Southwest Airlines quickly incorporated the new Boeing 737-500 into its fleet of aircrafts and exploited all its lower costs to start adding increased routes of higher average length. Moreover, instead of just serving increased number of cities, the airlines also extended its route system enabling many more business travellers to fly this carrier and eventually build their frequent flyer account with the airline.

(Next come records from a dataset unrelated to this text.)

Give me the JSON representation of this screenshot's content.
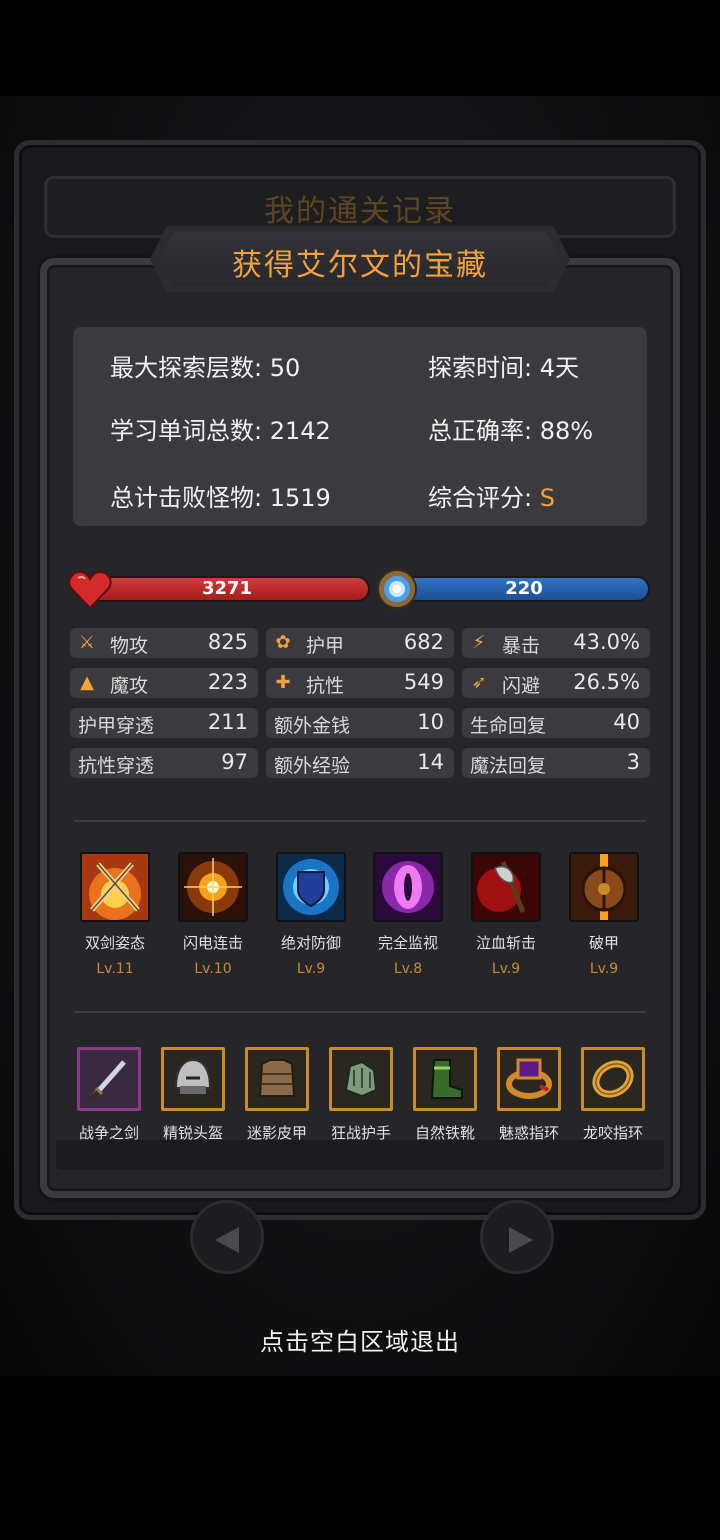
{
  "background_title": "我的通关记录",
  "title": "获得艾尔文的宝藏",
  "records": [
    {
      "label": "最大探索层数: ",
      "value": "50"
    },
    {
      "label": "探索时间: ",
      "value": "4天"
    },
    {
      "label": "学习单词总数: ",
      "value": "2142"
    },
    {
      "label": "总正确率: ",
      "value": "88%"
    },
    {
      "label": "总计击败怪物: ",
      "value": "1519"
    },
    {
      "label": "综合评分: ",
      "value": "S"
    }
  ],
  "hp": {
    "value": "3271",
    "icon": "heart-icon",
    "color": "#c22828"
  },
  "mp": {
    "value": "220",
    "icon": "mana-orb-icon",
    "color": "#2566b3"
  },
  "attributes": [
    {
      "icon": "sword-icon",
      "label": "物攻",
      "value": "825"
    },
    {
      "icon": "paw-icon",
      "label": "护甲",
      "value": "682"
    },
    {
      "icon": "lightning-icon",
      "label": "暴击",
      "value": "43.0%"
    },
    {
      "icon": "magic-hat-icon",
      "label": "魔攻",
      "value": "223"
    },
    {
      "icon": "muscle-icon",
      "label": "抗性",
      "value": "549"
    },
    {
      "icon": "runner-icon",
      "label": "闪避",
      "value": "26.5%"
    },
    {
      "icon": "",
      "label": "护甲穿透",
      "value": "211"
    },
    {
      "icon": "",
      "label": "额外金钱",
      "value": "10"
    },
    {
      "icon": "",
      "label": "生命回复",
      "value": "40"
    },
    {
      "icon": "",
      "label": "抗性穿透",
      "value": "97"
    },
    {
      "icon": "",
      "label": "额外经验",
      "value": "14"
    },
    {
      "icon": "",
      "label": "魔法回复",
      "value": "3"
    }
  ],
  "skills": [
    {
      "name": "双剑姿态",
      "level": "Lv.11",
      "icon": "twin-swords-icon"
    },
    {
      "name": "闪电连击",
      "level": "Lv.10",
      "icon": "flash-icon"
    },
    {
      "name": "绝对防御",
      "level": "Lv.9",
      "icon": "shield-icon"
    },
    {
      "name": "完全监视",
      "level": "Lv.8",
      "icon": "eye-icon"
    },
    {
      "name": "泣血斩击",
      "level": "Lv.9",
      "icon": "bloody-axe-icon"
    },
    {
      "name": "破甲",
      "level": "Lv.9",
      "icon": "broken-shield-icon"
    }
  ],
  "equipment": [
    {
      "name": "战争之剑",
      "icon": "dagger-icon",
      "rarity": "purple"
    },
    {
      "name": "精锐头盔",
      "icon": "helmet-icon",
      "rarity": "gold"
    },
    {
      "name": "迷影皮甲",
      "icon": "leather-armor-icon",
      "rarity": "gold"
    },
    {
      "name": "狂战护手",
      "icon": "gauntlet-icon",
      "rarity": "gold"
    },
    {
      "name": "自然铁靴",
      "icon": "boots-icon",
      "rarity": "gold"
    },
    {
      "name": "魅惑指环",
      "icon": "ruby-ring-icon",
      "rarity": "gold"
    },
    {
      "name": "龙咬指环",
      "icon": "gold-ring-icon",
      "rarity": "gold"
    }
  ],
  "exit_hint": "点击空白区域退出",
  "colors": {
    "accent": "#f2a23c",
    "level": "#c98a2c",
    "panel": "#26262a"
  }
}
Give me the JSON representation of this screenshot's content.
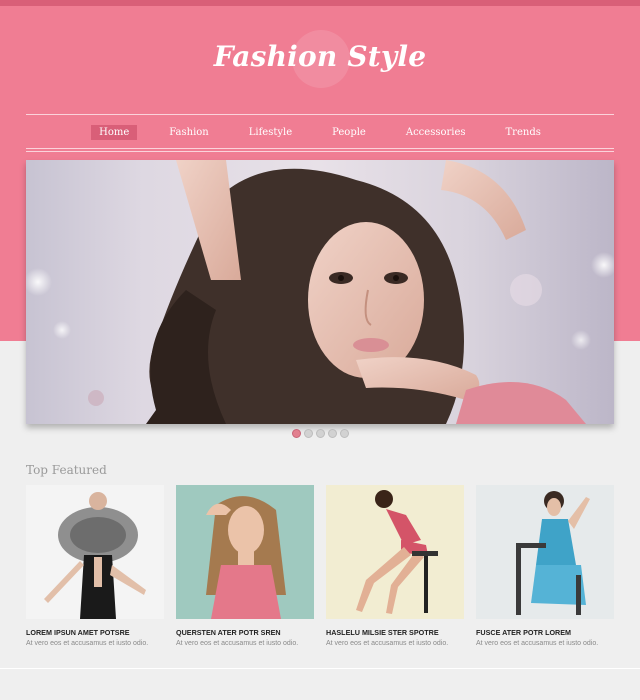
{
  "brand": {
    "logo_text": "Fashion Style"
  },
  "nav": {
    "items": [
      {
        "label": "Home",
        "active": true
      },
      {
        "label": "Fashion",
        "active": false
      },
      {
        "label": "Lifestyle",
        "active": false
      },
      {
        "label": "People",
        "active": false
      },
      {
        "label": "Accessories",
        "active": false
      },
      {
        "label": "Trends",
        "active": false
      }
    ]
  },
  "slider": {
    "slide_count": 5,
    "active_index": 0
  },
  "featured": {
    "title": "Top Featured",
    "items": [
      {
        "title": "LOREM IPSUN AMET POTSRE",
        "text": "At vero eos et accusamus et iusto odio."
      },
      {
        "title": "QUERSTEN ATER POTR SREN",
        "text": "At vero eos et accusamus et iusto odio."
      },
      {
        "title": "HASLELU MILSIE STER SPOTRE",
        "text": "At vero eos et accusamus et iusto odio."
      },
      {
        "title": "FUSCE ATER POTR LOREM",
        "text": "At vero eos et accusamus et iusto odio."
      }
    ]
  },
  "colors": {
    "brand_pink": "#f07d93",
    "accent_pink": "#d95f78",
    "page_bg": "#efefef"
  }
}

Alternatively stated, a more extensive structure of routes might have had a second-order effect on revenue growth. Even marginal increases have a strong impact on the overall profitability of airlines, given the industry’s sensitivity towards load factor economics.
The numerous unique facets of the business model of Southwest Airlines are unquestionably the crucial elements of the company’s unprecedented success. Between the years 1971 and 1991, a two decade period, the company successfully carved a niche for itself in the industry and was also able to create a reasonably successful business enterprise. However, even though it might cost a little too much for Southwest Airlines to expand globally, it would give them an opportunity to compete with international players in the global market and vie for a pie of the market share. For doing so, the current strategy of the company would not work and there needs to be a different strategy designed and implemented at an international level. Price differentiation is one such strategy which the company might think of adopting, which if done would help the company attract more number of customers. The company could probably think of offering a few services for which the competitors charge for free. This might make the customers happy and eventually repeat customers would increase.
One of the predominant motives that drive the mergers and acquisitions is the organization’s desire to grow. Organization’s that wish to expand have to make their minds between two generic growth strategies, one being organic growth while the other is the growth driver by acquisition. While the first option is rather a process that is slow and steady in nature and also a function of time factor, the second option is rather aggressive and is relatively risky in nature.